可以看到,检测效果还是可以的,虽然不完美,因为训练的时间,样本增强,以前损失函数都没有搞,所以这种效果我也是能够接受的 。
好了,上代码。
4.推理
import torch
import torchvision.transforms as transform
import cv2
import numpy
import config
device = torch.device('cuda' if torch.cuda.is_available() else 'cpu')
class Inference:
def __init__(self, model_path):
self.net = torch.load(model_path).to(device)
self.transform = transform.Compose([transform.ToTensor(), transform.Normalize([0.5], [0.5])])
self.resize_image_size = config.resize_image_size
self.net.eval()
self.conf_treshold = 0.5
self.iou_threshold = 0.5
def test(self, img):
ori_size = img.shape
resize_img = cv2.resize(img, (self.resize_image_size[1], self.resize_image_size[0]))
img_tensor = self.transform(resize_img).unsqueeze(0).to(device)
predict_tensor_32, predict_tensor_16, predict_tensor_8 = self.net(img_tensor)
# print(predict_tensor_32.shape,predict_tensor_16.shape,predict_tensor_8.shape)

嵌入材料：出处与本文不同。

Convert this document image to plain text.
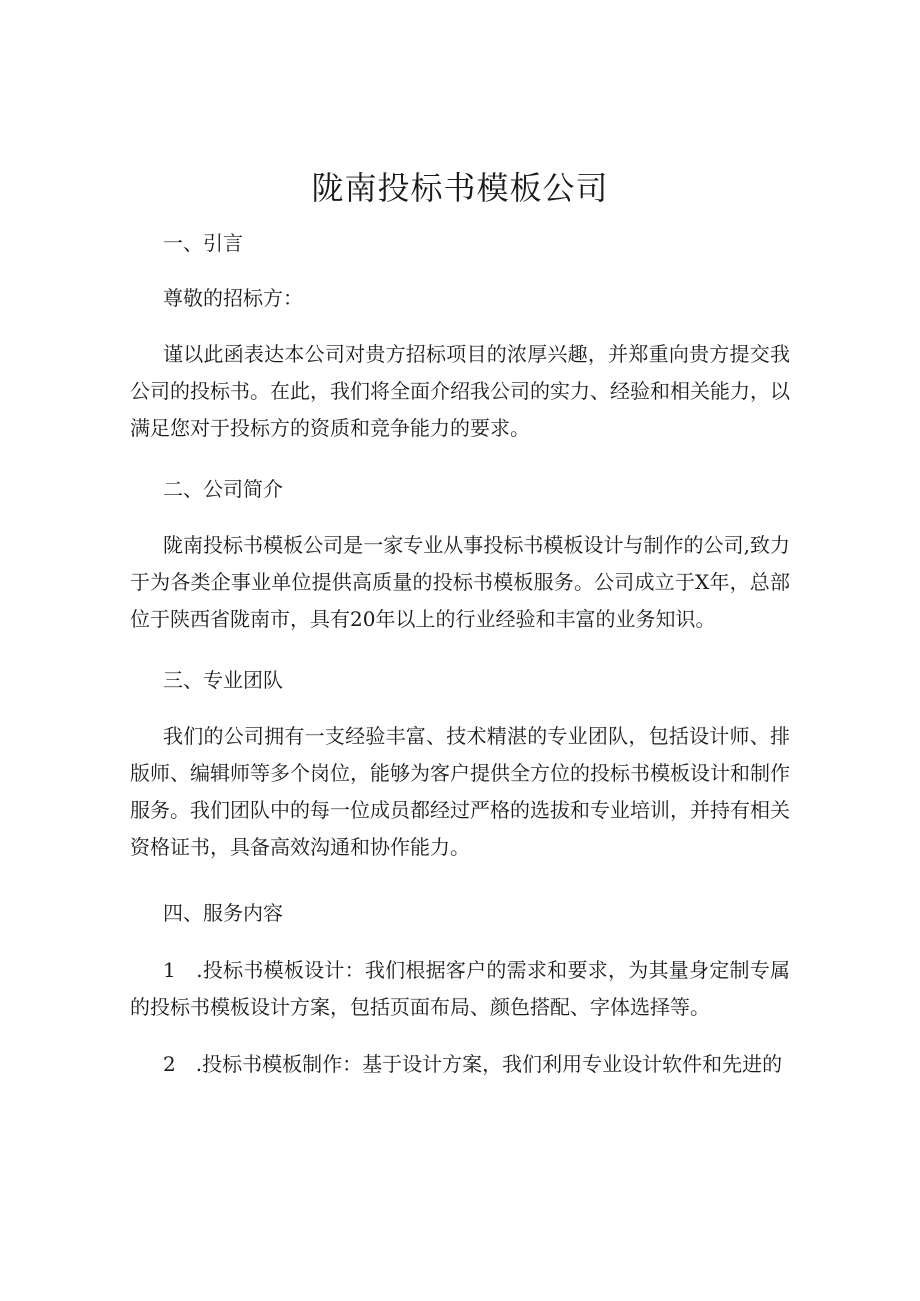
陇南投标书模板公司

一、引言

尊敬的招标方：

谨以此函表达本公司对贵方招标项目的浓厚兴趣，并郑重向贵方提交我公司的投标书。在此，我们将全面介绍我公司的实力、经验和相关能力，以满足您对于投标方的资质和竞争能力的要求。

二、公司简介

陇南投标书模板公司是一家专业从事投标书模板设计与制作的公司,致力于为各类企事业单位提供高质量的投标书模板服务。公司成立于X年，总部位于陕西省陇南市，具有20年以上的行业经验和丰富的业务知识。

三、专业团队

我们的公司拥有一支经验丰富、技术精湛的专业团队，包括设计师、排版师、编辑师等多个岗位，能够为客户提供全方位的投标书模板设计和制作服务。我们团队中的每一位成员都经过严格的选拔和专业培训，并持有相关资格证书，具备高效沟通和协作能力。

四、服务内容

1　.投标书模板设计：我们根据客户的需求和要求，为其量身定制专属的投标书模板设计方案，包括页面布局、颜色搭配、字体选择等。

2　.投标书模板制作：基于设计方案，我们利用专业设计软件和先进的
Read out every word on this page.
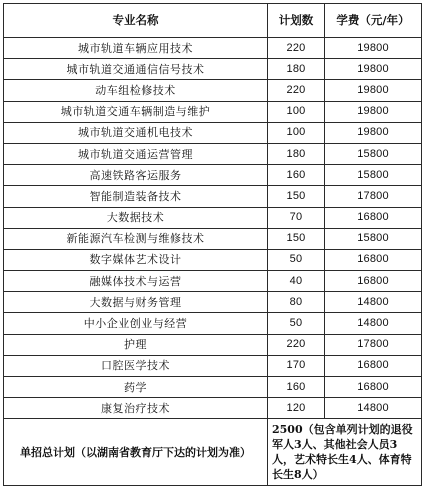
专业名称	计划数	学费（元/年）
城市轨道车辆应用技术	220	19800
城市轨道交通通信信号技术	180	19800
动车组检修技术	220	19800
城市轨道交通车辆制造与维护	100	19800
城市轨道交通机电技术	100	19800
城市轨道交通运营管理	180	15800
高速铁路客运服务	160	15800
智能制造装备技术	150	17800
大数据技术	70	16800
新能源汽车检测与维修技术	150	15800
数字媒体艺术设计	50	16800
融媒体技术与运营	40	16800
大数据与财务管理	80	14800
中小企业创业与经营	50	14800
护理	220	17800
口腔医学技术	170	16800
药学	160	16800
康复治疗技术	120	14800
单招总计划（以湖南省教育厅下达的计划为准）	2500（包含单列计划的退役军人3人、其他社会人员3人，艺术特长生4人、体育特长生8人）	
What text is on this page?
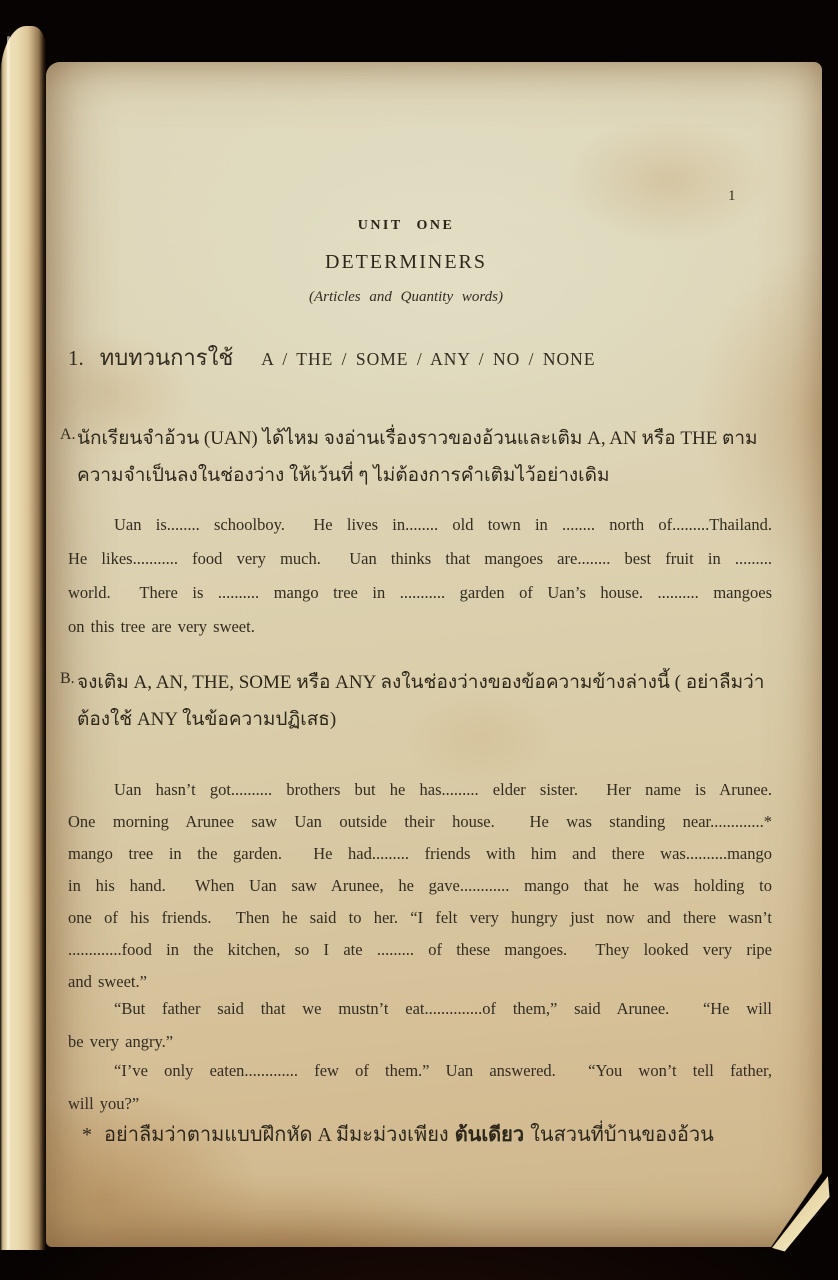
1
UNIT ONE
DETERMINERS
(Articles and Quantity words)
1. ทบทวนการใช้ A / THE / SOME / ANY / NO / NONE
A. นักเรียนจำอ้วน (UAN) ได้ไหม จงอ่านเรื่องราวของอ้วนและเติม A, AN หรือ THE ตาม
ความจำเป็นลงในช่องว่าง ให้เว้นที่ ๆ ไม่ต้องการคำเติมไว้อย่างเดิม
Uan is........ schoolboy.  He lives in........ old town in ........ north of.........Thailand.
He likes........... food very much.  Uan thinks that mangoes are........ best fruit in .........
world.  There is .......... mango tree in ........... garden of Uan’s house. .......... mangoes
on this tree are very sweet.
B. จงเติม A, AN, THE, SOME หรือ ANY ลงในช่องว่างของข้อความข้างล่างนี้ ( อย่าลืมว่า
ต้องใช้ ANY ในข้อความปฏิเสธ)
Uan hasn’t got.......... brothers but he has......... elder sister.  Her name is Arunee.
One morning Arunee saw Uan outside their house.  He was standing near.............*
mango tree in the garden.  He had......... friends with him and there was..........mango
in his hand.  When Uan saw Arunee, he gave............ mango that he was holding to
one of his friends.  Then he said to her. “I felt very hungry just now and there wasn’t
.............food in the kitchen, so I ate ......... of these mangoes.  They looked very ripe
and sweet.”
“But father said that we mustn’t eat..............of them,” said Arunee.  “He will
be very angry.”
“I’ve only eaten............. few of them.” Uan answered.  “You won’t tell father,
will you?”
* อย่าลืมว่าตามแบบฝึกหัด A มีมะม่วงเพียง ต้นเดียว ในสวนที่บ้านของอ้วน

predict_boxes = self.get_boxes(predict_tensor_32, predict_tensor_16,
predict_tensor_8) # [-1,6] 6=[cls_id,conf,xmin,ymin,xmax,ymax] 此时的坐标还是resize之后的坐标
print(predict_boxes)
if predict_boxes.size(0) == 0:
return []
after_nms_boxes = self.NMS(predict_boxes, self.iou_threshold)
print(after_nms_boxes)
change_coor_boxes = self.change_coordinate(after_nms_boxes, ori_size, config.resize_image_size)
return change_coor_boxes
def change_coordinate(self, after_nms_boxes, ori_size, resize_image_size):
boxes = []
h_ratio = ori_size[0] / resize_image_size[0]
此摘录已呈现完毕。